Bu topraklarda yaşayan insanlar olarak “Hep Birlikte Türkiyeyiz” sloganı etrafında birleşmemiz, ayrılık tohumlarını hatırlatan etnik konuşmalardan vaz geçmemiz gerekirken sırf DEM Partilileri yanına çekmek için: “Bu vatanı Türkler ve Kürtler olarak birlikte kurtardık” sözünün söylenmesinin hiç te yeri ve gereği yoktu.

Hatırlatmakta fayda var bu topraklar üzerinde çoğunluğu Türkler olmak üzere Kürtler haricinde diğer etnik kökenli vatandaşlarımız da var. 

Ama Anayasamızın 66. Maddesine göre: “MADDE 66- Türk Devletine vatandaşlık bağı ile bağlı olan herkes Türk’tür.” Kökeni ne olursa olsun mecliste bu anayasa üzerine namusu ve şerefi üzerine yemin etmiş herkes bu maddeyi kabul etmiş sayılır.

​Biz Manda ve Himayeciliği 1919’un 11 Eylül’ünde Sivas Kongresiyle tarihe gömdük derken Sayın Özel,  İngiltere Başbakanı ve aynı zamanda İngiltere İşçi Partisi lideri Keir Starmer'a: "İBB Başkanı'nı alıp hapse koyuyorlar ve birlikte ses çıkarmıyoruz. Terk edilmişlik hissediyoruz.Bu nasıl dostluk, kardeşlik, demokrasiyi savunmak? Bizim kardeş partimiz İşçi Partisi ve demokrasinin beşiği İngiltere buna nasıl tepki göstermez gerçekten çok kırgınız." diyor.

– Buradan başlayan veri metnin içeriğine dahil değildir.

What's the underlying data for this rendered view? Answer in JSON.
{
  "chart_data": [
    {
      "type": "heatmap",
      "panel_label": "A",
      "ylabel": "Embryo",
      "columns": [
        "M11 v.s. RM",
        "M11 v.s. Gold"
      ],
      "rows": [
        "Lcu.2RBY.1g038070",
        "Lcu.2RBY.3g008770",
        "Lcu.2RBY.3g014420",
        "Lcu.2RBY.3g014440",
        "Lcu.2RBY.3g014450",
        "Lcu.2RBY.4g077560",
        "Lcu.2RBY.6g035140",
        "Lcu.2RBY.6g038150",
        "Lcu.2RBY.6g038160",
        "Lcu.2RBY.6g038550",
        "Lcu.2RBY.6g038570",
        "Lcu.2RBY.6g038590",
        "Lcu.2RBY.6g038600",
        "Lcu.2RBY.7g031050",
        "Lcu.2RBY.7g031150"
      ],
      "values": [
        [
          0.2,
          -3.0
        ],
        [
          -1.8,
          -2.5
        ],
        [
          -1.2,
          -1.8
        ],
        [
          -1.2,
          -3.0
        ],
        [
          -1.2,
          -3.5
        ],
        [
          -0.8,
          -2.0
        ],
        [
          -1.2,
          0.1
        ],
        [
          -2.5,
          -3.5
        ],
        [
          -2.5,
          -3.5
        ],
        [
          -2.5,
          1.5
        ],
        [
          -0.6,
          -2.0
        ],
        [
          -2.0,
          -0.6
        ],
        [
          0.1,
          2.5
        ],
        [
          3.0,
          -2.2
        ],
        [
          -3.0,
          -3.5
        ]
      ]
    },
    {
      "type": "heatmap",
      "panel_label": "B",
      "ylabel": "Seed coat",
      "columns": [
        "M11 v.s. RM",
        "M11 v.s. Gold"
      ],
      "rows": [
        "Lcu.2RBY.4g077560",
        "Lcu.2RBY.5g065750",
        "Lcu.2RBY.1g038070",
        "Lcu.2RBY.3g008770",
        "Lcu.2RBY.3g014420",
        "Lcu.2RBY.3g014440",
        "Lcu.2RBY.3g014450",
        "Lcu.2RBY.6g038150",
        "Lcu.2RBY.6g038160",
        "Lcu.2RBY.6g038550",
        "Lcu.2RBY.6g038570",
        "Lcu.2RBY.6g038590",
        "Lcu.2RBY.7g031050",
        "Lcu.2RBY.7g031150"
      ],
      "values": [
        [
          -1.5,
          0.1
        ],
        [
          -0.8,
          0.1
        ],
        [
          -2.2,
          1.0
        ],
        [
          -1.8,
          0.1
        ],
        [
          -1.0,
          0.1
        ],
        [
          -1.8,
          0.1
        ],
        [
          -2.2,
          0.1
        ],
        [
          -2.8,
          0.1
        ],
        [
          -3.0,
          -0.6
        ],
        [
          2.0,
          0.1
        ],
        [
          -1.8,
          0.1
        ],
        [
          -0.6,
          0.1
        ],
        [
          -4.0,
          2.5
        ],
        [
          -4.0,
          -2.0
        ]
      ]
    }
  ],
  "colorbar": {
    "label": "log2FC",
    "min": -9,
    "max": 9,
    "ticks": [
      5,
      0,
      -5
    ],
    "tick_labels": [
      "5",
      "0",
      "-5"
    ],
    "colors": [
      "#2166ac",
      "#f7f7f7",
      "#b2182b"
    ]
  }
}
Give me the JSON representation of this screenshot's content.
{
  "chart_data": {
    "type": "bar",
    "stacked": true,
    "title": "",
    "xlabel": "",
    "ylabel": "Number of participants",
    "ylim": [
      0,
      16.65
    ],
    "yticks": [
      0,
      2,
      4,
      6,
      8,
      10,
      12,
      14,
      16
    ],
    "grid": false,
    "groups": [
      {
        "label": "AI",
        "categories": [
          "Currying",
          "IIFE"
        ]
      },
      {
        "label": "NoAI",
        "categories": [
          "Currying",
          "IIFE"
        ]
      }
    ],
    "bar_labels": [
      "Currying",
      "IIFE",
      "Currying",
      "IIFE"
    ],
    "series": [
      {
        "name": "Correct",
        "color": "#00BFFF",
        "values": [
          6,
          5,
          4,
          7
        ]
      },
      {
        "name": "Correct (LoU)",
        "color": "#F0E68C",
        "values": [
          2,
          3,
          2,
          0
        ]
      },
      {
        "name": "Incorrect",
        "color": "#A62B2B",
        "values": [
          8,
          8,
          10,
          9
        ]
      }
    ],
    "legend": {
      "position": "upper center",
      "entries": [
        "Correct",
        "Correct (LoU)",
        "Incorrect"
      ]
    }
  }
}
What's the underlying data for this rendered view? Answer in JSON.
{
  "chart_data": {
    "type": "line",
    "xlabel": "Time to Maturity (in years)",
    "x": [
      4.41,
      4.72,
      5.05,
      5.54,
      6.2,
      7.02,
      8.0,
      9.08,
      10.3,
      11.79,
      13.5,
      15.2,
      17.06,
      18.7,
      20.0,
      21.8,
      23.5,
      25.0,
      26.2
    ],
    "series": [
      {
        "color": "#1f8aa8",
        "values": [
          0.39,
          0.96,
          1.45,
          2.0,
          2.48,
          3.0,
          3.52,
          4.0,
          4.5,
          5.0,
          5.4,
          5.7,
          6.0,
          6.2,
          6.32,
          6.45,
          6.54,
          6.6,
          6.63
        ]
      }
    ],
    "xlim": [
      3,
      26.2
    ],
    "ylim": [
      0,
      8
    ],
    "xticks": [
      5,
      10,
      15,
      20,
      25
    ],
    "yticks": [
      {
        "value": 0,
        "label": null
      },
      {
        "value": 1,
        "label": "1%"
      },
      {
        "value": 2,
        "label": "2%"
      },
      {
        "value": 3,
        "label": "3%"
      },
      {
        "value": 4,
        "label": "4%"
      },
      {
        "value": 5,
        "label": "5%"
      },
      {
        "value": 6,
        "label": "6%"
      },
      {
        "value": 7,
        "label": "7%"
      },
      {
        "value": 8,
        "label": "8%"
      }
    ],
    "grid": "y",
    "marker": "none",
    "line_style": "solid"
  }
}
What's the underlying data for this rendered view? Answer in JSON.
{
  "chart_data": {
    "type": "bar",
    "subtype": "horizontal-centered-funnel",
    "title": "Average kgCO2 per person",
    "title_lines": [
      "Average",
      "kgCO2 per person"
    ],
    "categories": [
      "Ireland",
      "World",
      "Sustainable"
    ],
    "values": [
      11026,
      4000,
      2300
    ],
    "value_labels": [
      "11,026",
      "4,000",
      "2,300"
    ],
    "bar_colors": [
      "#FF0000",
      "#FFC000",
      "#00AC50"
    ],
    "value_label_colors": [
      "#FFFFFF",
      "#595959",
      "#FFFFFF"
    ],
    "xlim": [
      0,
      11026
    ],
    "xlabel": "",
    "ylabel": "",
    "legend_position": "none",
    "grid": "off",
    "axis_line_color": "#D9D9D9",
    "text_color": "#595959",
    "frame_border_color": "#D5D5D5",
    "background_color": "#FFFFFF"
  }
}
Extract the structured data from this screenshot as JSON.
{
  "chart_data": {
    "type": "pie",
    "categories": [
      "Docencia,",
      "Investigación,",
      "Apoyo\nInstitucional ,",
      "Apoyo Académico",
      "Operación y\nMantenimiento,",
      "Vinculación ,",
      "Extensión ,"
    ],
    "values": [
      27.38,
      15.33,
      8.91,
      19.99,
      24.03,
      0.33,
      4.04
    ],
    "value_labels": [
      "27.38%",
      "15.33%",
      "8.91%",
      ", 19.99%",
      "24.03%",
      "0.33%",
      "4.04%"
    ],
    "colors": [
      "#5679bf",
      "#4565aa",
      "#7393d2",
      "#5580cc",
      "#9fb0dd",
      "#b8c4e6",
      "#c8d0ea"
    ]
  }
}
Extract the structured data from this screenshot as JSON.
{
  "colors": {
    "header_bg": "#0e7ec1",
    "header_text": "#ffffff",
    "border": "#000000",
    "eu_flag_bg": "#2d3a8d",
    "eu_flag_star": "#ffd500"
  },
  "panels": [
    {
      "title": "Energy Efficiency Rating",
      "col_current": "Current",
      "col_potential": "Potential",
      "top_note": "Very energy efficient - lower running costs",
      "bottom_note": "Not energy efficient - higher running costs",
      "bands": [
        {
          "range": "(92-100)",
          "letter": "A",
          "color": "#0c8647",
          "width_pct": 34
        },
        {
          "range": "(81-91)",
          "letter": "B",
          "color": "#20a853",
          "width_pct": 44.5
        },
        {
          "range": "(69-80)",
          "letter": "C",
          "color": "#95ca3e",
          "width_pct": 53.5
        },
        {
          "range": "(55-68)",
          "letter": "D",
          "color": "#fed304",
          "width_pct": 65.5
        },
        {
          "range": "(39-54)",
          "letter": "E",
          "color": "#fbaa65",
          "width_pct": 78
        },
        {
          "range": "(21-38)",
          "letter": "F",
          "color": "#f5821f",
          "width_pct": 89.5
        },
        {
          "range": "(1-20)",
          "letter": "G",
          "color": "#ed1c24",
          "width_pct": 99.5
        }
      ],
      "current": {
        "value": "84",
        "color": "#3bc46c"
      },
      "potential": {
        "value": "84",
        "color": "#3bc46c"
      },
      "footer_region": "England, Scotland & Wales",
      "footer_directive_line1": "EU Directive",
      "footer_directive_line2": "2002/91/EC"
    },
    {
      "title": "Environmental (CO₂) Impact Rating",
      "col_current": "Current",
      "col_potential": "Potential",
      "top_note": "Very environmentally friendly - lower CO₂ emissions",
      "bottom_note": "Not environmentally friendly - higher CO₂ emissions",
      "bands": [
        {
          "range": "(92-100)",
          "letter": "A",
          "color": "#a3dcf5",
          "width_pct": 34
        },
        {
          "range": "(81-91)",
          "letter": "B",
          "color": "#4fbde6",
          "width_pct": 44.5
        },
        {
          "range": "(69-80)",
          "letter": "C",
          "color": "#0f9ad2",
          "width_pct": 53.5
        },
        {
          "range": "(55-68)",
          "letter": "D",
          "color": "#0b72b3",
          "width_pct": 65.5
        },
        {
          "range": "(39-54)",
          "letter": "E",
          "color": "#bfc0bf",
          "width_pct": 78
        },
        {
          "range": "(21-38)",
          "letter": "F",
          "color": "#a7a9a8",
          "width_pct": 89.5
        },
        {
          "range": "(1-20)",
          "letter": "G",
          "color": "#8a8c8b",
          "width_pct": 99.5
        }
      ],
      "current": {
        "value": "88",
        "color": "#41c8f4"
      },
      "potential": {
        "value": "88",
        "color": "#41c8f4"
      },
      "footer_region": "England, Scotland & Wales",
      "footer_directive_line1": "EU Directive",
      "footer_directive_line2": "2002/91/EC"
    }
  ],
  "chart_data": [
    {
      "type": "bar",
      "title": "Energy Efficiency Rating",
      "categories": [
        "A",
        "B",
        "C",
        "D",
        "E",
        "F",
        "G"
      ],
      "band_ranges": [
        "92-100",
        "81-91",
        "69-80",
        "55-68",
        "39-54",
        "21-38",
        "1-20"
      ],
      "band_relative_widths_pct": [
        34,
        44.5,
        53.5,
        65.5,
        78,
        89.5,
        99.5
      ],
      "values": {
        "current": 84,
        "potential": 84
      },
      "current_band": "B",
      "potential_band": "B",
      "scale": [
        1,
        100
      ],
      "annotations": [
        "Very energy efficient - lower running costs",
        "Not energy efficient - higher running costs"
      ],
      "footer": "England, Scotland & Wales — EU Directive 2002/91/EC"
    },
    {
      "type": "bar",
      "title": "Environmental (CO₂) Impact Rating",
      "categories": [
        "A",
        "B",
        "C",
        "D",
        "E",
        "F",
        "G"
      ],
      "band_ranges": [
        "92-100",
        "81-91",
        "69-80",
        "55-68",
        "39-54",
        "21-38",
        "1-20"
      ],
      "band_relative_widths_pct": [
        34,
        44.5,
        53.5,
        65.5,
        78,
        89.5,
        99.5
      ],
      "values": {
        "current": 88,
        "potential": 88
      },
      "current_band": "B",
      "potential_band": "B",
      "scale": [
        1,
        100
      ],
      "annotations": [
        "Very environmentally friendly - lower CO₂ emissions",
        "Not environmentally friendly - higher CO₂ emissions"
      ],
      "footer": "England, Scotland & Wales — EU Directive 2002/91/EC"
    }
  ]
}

​"Türkiye'de adalet yok ve adil değil. Aynı zamanda bağımsız da değil. Türkiye'de mahkemelerin bağımsız olduğunu söyleyemem.

Halkın sadece yüzde 18'i bağımsız yargının olduğunu söylüyor.

İmamoğlu aday olmasa böyle bir şey başına gelmeyecekti." Açıklamaları doğrusu bizi şaşırtıyor.

Bu sözler adata yabancı bir ülkenin Türkiye’ye müdahale etmesi için zemin hazırlıyor.

​Maksadımız muhalefete muhalefet yapmak değil tabi ki ancak, söz konusu vatansa gerisi teferruattır.

Bu ve bunun gibi sözler,

Mustafa Kemal Atatürk’ün kurduğu bir partinin son genel başkanına hiç yakışmıyor.